Another benefit of using this particular system instead of simply accessing the data is that it is very easy to reproduce and share. This can easily be turned into a pdf, or published some other way - or even used to create a shiny app that can be shared with team members who do not have the expertise to navigate the Google Analytics GUI.

Some things to improve on…

This script was simply meant to be a proof of concept. I’ve seen samples of people doing each of the three parts - accessing the GA API in R, Reverse Geomapping in R, and creating choropleth maps in R - but I haven’t yet seen someone combine them all. As such, there are clearly some holes to be addressed in a more formal analysis.

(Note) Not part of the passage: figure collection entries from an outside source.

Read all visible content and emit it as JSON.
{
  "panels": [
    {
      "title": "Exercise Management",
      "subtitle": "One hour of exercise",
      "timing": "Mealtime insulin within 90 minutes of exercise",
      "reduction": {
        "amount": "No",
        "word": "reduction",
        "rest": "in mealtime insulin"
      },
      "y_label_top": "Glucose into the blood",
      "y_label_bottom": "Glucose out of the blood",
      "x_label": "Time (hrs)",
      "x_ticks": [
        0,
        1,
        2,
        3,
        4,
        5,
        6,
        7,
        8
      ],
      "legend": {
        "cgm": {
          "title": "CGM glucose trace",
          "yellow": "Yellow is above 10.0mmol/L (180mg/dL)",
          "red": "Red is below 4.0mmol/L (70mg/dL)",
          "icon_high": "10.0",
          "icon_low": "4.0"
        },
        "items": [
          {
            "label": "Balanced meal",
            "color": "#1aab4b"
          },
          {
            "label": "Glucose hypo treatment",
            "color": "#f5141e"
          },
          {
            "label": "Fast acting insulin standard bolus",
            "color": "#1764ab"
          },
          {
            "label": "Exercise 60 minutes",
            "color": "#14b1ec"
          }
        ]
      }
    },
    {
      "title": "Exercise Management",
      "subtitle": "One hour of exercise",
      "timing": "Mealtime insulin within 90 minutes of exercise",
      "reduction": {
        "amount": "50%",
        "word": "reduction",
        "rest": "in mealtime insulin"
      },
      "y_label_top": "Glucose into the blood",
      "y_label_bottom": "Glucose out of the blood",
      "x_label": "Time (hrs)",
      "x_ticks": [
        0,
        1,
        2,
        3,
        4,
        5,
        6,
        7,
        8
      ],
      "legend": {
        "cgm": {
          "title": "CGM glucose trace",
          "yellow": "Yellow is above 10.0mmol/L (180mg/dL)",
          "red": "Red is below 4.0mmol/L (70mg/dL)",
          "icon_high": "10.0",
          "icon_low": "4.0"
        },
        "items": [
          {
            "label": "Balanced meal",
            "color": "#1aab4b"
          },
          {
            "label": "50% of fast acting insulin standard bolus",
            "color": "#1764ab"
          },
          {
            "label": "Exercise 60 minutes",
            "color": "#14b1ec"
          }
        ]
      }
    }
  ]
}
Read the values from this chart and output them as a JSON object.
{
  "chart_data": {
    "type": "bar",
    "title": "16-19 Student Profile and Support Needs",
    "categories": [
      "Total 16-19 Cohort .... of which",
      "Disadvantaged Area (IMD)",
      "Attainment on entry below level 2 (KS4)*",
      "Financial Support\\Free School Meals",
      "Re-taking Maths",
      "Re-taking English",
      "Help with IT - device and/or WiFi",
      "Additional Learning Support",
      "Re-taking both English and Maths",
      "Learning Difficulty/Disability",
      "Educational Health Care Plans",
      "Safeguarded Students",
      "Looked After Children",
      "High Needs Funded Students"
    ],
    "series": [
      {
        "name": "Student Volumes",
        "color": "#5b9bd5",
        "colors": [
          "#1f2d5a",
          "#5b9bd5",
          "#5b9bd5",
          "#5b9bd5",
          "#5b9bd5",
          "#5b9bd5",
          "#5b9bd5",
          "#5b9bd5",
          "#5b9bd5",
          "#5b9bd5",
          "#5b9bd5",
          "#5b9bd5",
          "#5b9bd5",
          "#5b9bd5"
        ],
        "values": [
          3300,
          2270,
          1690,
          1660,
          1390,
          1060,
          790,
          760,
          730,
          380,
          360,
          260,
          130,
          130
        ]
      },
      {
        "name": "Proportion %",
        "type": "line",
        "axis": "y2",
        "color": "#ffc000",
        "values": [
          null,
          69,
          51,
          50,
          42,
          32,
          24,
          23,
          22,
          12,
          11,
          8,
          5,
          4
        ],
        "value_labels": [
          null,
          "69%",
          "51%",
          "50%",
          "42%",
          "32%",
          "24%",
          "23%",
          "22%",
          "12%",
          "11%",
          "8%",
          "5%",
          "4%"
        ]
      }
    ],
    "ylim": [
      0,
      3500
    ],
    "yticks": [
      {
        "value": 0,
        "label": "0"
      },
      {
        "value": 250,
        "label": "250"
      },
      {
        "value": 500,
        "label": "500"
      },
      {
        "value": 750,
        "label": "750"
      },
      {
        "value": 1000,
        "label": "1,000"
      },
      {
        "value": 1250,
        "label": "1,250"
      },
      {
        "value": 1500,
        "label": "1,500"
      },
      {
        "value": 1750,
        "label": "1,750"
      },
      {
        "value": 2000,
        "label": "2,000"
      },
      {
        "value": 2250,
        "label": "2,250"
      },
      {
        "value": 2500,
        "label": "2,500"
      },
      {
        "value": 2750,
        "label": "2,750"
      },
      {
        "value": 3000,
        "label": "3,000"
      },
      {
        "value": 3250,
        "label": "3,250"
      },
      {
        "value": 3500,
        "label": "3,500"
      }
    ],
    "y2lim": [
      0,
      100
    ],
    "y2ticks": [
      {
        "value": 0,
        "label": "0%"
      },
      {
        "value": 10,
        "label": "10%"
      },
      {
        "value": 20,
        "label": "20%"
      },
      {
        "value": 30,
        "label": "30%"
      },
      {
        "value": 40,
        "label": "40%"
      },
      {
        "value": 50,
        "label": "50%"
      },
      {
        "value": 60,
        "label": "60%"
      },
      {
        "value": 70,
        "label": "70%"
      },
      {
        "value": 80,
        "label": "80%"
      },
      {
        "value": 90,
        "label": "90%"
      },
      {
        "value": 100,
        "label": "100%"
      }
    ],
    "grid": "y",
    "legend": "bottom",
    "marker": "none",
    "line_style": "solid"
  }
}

  1. There are regions of the map that simply didn’t plot correctly. I’m not sure whether this is because the zcta numbers don’t map to the postal codes given by the Google Maps API, or if the shape file is outdated.
  2. The process requires a lot of setup in the Google Console, and a lot of copy & pasting data to get the proper keys. It is possible to get those keys from a json file generated by the console, so automating that part of the process would probably be helpful. Again, this script is simply to offer a proof of concept that one can create a choropleth map from Google Analytics data; it was never my intention to make this a fully automated script.
  3. The science isn’t particularly interesting. For me, this is helpful as a preliminary look at the data, but the insights it will provide are purely surface level. There are certainly much more interesting things that can be done with this data, but those will depend on the specific goals of your analysis.


.